We’ve eaten popcorn for a long time, probably as long as we can remember.  Because the snack has existed for so long, the consumption and facts about the snack are widespread.  Here are a few of the popcorn facts collected on popcorn.org.

-Americans consume some 16 billion quarts of this whole grain, good-for-you treat. That’s 51 quarts per man, woman, and child.

-Compared to most snack foods, popcorn is low in calories. Air-popped popcorn has only 31 calories per cup. Oil-popped is only 55 per cup.

-Popcorn differs from other types of maize/corn in that is has a thicker pericarp/hull. The hull allows pressure from the heated water to build and eventually bursts open. The inside starch becomes gelatinous while being heated; when the hull bursts, the gelatinized starch spills out and cools, giving it its familiar popcorn shape.

-The peak period for popcorn sales for home consumption is in the fall.
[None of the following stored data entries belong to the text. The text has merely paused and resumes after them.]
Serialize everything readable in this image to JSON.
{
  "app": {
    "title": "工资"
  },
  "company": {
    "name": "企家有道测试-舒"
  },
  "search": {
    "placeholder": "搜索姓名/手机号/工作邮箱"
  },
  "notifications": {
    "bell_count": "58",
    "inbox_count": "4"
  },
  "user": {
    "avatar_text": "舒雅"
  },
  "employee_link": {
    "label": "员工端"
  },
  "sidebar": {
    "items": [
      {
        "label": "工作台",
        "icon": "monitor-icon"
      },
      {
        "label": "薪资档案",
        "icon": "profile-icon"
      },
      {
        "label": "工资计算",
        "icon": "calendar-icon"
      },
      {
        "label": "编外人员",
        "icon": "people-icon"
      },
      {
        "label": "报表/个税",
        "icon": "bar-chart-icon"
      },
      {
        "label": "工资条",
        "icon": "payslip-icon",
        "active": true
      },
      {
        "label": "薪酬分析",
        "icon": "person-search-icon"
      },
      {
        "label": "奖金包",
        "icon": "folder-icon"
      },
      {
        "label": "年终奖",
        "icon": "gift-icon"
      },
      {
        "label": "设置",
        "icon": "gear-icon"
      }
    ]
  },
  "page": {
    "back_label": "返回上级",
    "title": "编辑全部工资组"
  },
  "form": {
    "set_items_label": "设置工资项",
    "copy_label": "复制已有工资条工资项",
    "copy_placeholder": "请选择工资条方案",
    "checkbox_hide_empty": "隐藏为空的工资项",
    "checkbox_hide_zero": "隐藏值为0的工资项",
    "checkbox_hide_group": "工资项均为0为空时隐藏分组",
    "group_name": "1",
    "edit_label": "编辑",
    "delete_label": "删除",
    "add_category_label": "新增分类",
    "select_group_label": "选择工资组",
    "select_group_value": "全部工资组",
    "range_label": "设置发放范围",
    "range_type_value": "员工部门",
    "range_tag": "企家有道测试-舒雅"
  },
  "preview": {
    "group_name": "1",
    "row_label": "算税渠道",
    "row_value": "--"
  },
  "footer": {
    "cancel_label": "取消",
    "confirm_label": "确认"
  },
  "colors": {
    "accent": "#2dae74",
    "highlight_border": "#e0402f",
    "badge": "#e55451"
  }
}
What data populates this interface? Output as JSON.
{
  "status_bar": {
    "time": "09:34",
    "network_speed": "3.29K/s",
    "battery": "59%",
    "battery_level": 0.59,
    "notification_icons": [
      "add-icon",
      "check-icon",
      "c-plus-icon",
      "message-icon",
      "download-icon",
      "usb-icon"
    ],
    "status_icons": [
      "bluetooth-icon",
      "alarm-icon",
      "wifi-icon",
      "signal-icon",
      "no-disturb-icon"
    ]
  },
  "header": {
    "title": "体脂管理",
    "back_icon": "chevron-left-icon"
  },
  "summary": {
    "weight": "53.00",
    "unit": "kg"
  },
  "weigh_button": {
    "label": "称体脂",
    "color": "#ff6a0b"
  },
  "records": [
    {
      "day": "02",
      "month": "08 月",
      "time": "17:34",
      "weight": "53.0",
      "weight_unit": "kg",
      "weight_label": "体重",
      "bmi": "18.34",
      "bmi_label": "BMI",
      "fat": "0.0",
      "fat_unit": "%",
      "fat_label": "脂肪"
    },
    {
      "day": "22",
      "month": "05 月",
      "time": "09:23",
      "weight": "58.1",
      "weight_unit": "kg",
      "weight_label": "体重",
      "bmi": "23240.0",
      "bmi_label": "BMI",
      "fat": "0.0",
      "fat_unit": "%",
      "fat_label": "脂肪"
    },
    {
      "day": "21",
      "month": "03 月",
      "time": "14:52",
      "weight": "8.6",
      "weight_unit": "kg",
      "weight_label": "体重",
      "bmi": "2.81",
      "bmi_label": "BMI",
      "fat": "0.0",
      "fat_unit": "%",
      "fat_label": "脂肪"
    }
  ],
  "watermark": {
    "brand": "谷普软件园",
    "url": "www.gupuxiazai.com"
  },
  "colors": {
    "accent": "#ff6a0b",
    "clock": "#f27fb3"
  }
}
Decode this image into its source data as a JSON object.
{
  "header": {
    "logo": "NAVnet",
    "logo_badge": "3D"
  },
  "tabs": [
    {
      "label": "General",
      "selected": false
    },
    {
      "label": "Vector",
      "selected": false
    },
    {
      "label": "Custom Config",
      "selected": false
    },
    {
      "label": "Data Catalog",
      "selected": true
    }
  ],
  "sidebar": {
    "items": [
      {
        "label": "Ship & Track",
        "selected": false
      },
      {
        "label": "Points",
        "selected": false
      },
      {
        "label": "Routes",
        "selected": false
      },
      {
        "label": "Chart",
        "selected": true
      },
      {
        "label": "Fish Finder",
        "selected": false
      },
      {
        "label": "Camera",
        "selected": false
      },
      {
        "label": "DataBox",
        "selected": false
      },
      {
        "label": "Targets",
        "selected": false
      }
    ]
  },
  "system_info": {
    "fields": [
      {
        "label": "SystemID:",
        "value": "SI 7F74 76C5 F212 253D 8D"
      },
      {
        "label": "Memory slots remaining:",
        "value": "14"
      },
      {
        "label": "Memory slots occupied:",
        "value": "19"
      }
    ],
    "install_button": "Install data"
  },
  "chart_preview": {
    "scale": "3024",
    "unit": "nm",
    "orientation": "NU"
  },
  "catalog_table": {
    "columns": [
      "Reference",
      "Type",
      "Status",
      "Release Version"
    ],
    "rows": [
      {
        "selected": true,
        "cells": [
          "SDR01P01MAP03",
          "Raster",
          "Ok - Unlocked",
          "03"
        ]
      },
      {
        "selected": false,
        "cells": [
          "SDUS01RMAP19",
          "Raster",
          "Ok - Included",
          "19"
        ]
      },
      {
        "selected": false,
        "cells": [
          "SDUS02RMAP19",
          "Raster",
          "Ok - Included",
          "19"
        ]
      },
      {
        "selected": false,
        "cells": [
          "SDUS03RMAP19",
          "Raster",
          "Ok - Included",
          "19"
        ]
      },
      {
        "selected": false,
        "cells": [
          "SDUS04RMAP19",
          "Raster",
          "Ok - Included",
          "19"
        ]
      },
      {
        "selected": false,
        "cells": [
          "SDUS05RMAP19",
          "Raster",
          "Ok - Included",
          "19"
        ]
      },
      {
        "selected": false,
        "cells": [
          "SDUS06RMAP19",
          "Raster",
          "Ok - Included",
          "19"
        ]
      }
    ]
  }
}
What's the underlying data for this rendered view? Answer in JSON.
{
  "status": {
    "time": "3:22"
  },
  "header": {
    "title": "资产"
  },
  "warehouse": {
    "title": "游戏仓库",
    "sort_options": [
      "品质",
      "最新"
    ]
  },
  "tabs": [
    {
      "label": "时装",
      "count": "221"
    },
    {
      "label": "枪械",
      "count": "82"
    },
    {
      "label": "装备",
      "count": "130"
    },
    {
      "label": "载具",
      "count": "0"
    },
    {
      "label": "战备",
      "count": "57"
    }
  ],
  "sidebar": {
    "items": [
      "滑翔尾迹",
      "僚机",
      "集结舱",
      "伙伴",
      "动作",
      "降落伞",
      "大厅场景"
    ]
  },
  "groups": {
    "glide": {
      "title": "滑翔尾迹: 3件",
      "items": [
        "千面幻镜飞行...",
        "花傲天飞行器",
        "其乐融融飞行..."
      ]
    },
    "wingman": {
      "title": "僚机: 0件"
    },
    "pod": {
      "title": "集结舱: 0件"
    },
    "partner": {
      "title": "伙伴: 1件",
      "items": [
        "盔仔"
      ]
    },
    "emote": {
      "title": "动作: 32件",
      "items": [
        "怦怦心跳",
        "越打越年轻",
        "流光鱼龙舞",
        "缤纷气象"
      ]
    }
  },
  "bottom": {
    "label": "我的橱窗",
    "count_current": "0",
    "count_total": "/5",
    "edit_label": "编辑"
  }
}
-Most popcorn comes in two basic shapes when it’s popped: snowflake and mushroom. Snowflake is used in movie theaters and ballparks because it looks and pops bigger. Mushroom is used for candy confections because it doesn’t crumble.

-If you made a trail of popcorn from New York City to Los Angeles, you would need more than 352,028,160 popped kernels!

Celebrate National Popcorn Day at home, at a movie theater or anywhere you can find the snack.